De bestreden reclame-uiting
Het betreft een advertentie in het Eindhovens Dagblad met de mededeling:
“Onbeperkt sporten zonder dat je ergens aan vast zit.
Het kan nu bij HealthCity!”
Elders in de uiting staat
– “Sporten v.a. €44,95 p.m.
– Niet tevreden, geld terug
– Elk moment opzegbaar”
De klacht
Klager maakt bezwaar tegen de mededeling “Onbeperkt sporten zonder dat je ergens aan vast zit”, omdat je in praktijk een 2 jarig contract dient af te sluiten en bij tussentijdse opzegging vast zit aan een ‘buy out’ regeling.
Het verweer
Adverteerder heeft verweer gevoerd. Op het verweer zal hierna, voor zoveel nodig, worden ingegaan.
Het oordeel van de voorzitter
De voorzitter is, ook na het gevoerde verweer, van oordeel dat de klacht de Commissie aanleiding zal geven een aanbeveling te doen.
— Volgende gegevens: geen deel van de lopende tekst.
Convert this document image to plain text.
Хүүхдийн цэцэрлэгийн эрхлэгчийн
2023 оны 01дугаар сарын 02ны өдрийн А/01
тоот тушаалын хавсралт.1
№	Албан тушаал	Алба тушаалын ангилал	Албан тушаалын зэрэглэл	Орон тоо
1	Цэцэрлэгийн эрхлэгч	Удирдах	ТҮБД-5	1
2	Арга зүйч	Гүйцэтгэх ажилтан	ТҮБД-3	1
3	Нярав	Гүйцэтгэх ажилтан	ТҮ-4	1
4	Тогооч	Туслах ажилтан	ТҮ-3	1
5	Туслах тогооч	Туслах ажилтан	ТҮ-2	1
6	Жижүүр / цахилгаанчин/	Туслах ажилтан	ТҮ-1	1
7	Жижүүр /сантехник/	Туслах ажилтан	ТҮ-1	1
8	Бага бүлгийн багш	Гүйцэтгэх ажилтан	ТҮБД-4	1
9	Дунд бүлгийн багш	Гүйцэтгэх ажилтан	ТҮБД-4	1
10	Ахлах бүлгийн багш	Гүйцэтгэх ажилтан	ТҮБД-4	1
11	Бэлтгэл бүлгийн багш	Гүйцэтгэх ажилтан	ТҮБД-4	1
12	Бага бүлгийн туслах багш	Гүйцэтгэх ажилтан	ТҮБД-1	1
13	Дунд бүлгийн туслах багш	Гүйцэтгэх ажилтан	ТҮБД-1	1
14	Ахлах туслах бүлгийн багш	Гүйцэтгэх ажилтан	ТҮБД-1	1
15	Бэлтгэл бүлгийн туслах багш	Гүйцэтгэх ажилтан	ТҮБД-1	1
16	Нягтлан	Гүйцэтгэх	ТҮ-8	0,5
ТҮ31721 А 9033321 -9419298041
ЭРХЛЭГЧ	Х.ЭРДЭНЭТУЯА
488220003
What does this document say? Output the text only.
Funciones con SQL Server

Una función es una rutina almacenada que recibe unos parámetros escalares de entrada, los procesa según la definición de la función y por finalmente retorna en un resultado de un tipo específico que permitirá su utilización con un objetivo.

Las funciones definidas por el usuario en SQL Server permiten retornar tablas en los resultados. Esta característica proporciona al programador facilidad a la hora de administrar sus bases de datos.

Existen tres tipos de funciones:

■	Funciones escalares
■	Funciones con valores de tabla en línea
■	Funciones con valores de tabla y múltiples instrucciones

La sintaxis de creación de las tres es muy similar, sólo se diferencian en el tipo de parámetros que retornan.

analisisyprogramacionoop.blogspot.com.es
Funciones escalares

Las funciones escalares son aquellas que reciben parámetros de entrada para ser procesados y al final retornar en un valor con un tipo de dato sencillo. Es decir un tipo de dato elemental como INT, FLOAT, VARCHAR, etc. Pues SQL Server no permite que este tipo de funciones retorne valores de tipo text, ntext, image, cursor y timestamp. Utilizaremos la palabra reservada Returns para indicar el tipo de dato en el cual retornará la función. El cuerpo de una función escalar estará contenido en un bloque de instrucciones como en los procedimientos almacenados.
Hij overweegt daartoe het volgende.
Naar het oordeel van de voorzitter zal de gemiddelde consument de mededeling “Onbeperkt sporten zonder dat je ergens aan vast zit” zo interpreteren, dat hij geen enkele additionele verplichting heeft indien hij zijn abonnement tussentijds wenst te beëindigen. Deze indruk wordt versterkt door de mededeling “elk moment opzegbaar” elders in de uiting.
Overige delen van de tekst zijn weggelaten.